I scrubbed a hand down my face. “What’s happening?”
“Not sure, but he’s been bouncing off the walls for the last twenty minutes. Says he’s found something big.”
My pulse kicked up as I followed Ty through the marble foyer toward our makeshift command center. Nova’s usually bustling mansion had fallen eerily quiet since Mel’s disappearance, the dancers and assistants speaking in hushed tones, if atall. Even Nova had abandoned her diva role, appearing only occasionally with red-rimmed eyes and uncombed hair.
Jace looked up the moment I entered the security room, his normally calm demeanor replaced by barely contained excitement. Logan sat beside him, studying streams of data on multiple screens.
“About damn time,” Jace said, pushing back from his workstation. “You have to see this.”
I dropped into the chair across from him. “What’ve you got?”
Jace’s fingers flew across the keyboard. “I’ve been digging through Mel’s phone data, looking for anything unusual.”
“And?”
“I hit a fucking gold mine.” He spun his monitor toward me. “I found tons of previous missed calls and texts from some guy named Tommy Fitzsimmons. Apparently, Mel went on a date with him a few months ago.”
Why did that name sound familiar? I leaned forward, scanning the messages filling the screen. “Just one date?”
“Two, actually. But that’s not the interesting part.” Jace scrolled down, revealing dozens more messages, all from the same number. “After those dates, Tommy obviously wanted to keep in contact, but Mel didn’t feel the same. Mel responded to the first couple of texts, then basically ignored him.”

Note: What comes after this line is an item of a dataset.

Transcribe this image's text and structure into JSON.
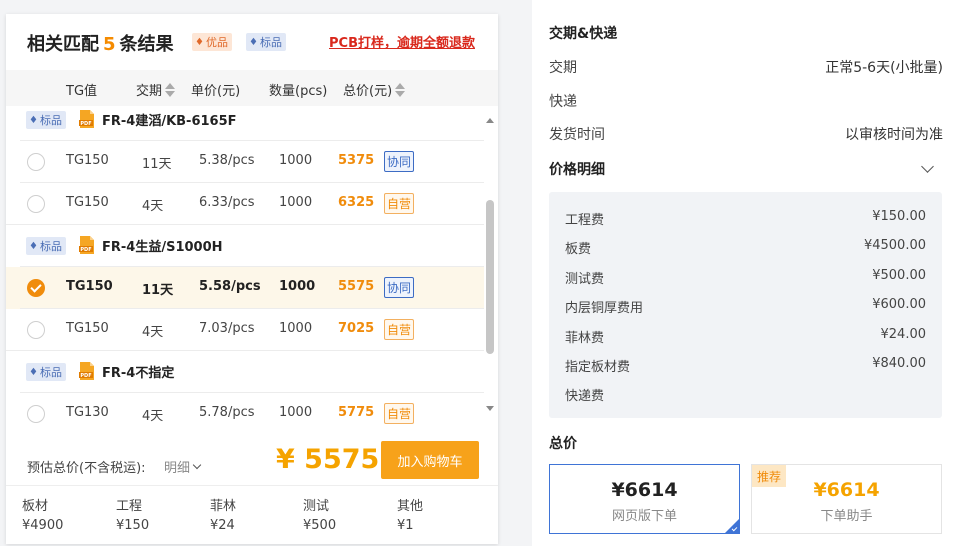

I read through the one-sided conversations spanning months—casual at first, then increasingly personal, as if Tommy and Mel had some ongoing relationship despite her silence.
“That’s not normal,” Logan observed.
“Exactly,” Jace agreed. “But it gets better. Remember those spam coupon texts Mel complained about? I found tons of them on her phone, all for local shops. When I looked into it, they were all generated from an app that creates fake numbers.”
My tired brain began connecting dots. “This Tommy guy is connected?”